Mohamed El-Erian still expects Federal Reserve officials to cut interest rates twice this year, even as a blockbuster jobs report pushes traders to rethink the timing.
While rate reductions in the US may not come as early as some on Wall Street had forecast, the Fed is likely to look past signs of economic resilience and start easing its monetary policy, El-Erian, the president of Queens’ College, Cambridge and a Bloomberg Opinion columnist, said on Bloomberg Television.

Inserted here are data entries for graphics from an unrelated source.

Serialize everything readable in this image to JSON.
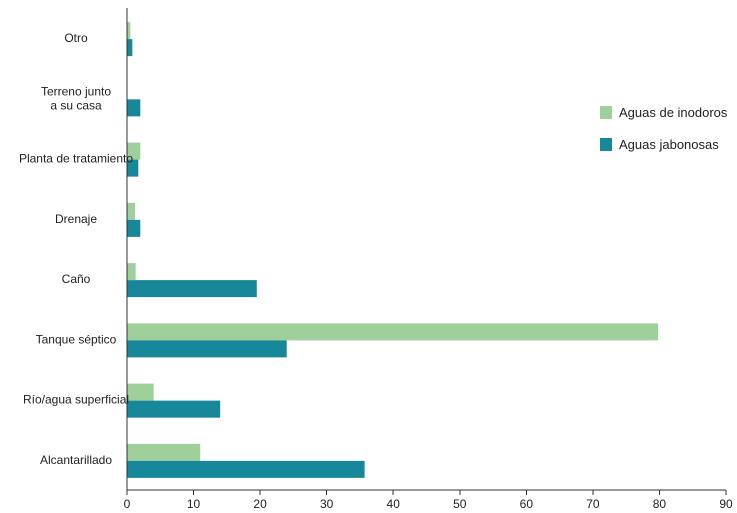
{
  "chart_data": {
    "type": "bar",
    "orientation": "horizontal",
    "categories": [
      "Otro",
      "Terreno junto a su casa",
      "Planta de tratamiento",
      "Drenaje",
      "Caño",
      "Tanque séptico",
      "Río/agua superficial",
      "Alcantarillado"
    ],
    "category_lines": [
      [
        "Otro"
      ],
      [
        "Terreno junto",
        "a su casa"
      ],
      [
        "Planta de tratamiento"
      ],
      [
        "Drenaje"
      ],
      [
        "Caño"
      ],
      [
        "Tanque séptico"
      ],
      [
        "Río/agua superficial"
      ],
      [
        "Alcantarillado"
      ]
    ],
    "series": [
      {
        "name": "Aguas de inodoros",
        "color": "#9fd09b",
        "values": [
          0.5,
          0.0,
          2.0,
          1.2,
          1.3,
          79.8,
          4.0,
          11.0
        ]
      },
      {
        "name": "Aguas jabonosas",
        "color": "#17879a",
        "values": [
          0.8,
          2.0,
          1.7,
          2.0,
          19.5,
          24.0,
          14.0,
          35.7
        ]
      }
    ],
    "xlim": [
      0,
      90
    ],
    "xticks": [
      0,
      10,
      20,
      30,
      40,
      50,
      60,
      70,
      80,
      90
    ],
    "title": "",
    "xlabel": "",
    "ylabel": "",
    "legend": "right",
    "grid": false
  }
}
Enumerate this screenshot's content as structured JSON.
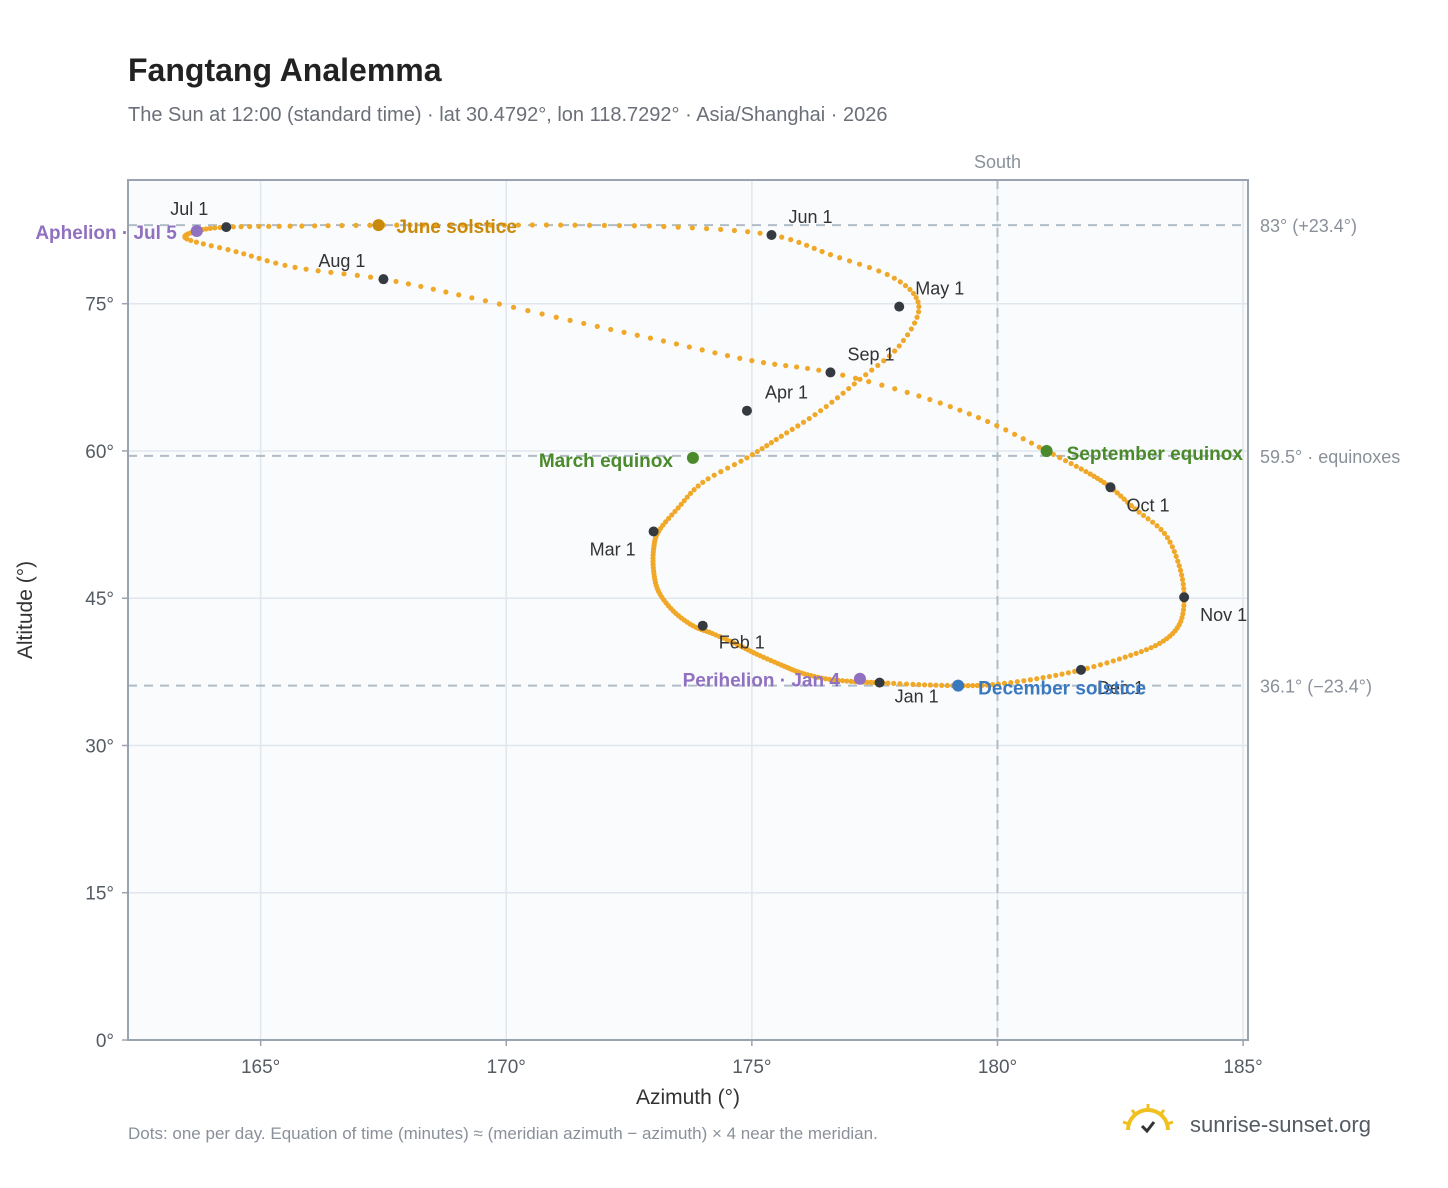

“If this Fed is continuously overly data dependent, then maybe we don’t get cuts,” he said. “But I am hoping that they will see through the backward-looking data and look forward.”
Treasuries plunged, pushing yields higher, after an advance in US nonfarm payrolls in March exceeded all expectations in a Bloomberg survey of economists. The unemployment rate fell to 3.8%, with more people joining the workforce and able to find a job.
Traders reacted to the report by pushing back their expectations for when the Fed will start cutting interest rates. Treasury futures are now pricing in the first full quarter-point reduction in September, paring back the odds of cuts in June or July.
“The mistake the Fed will make — if it makes a mistake — is being overly data dependent, becoming a play-by-play commentator and not looking through various things,” he said.
This article was provided by Bloomberg News.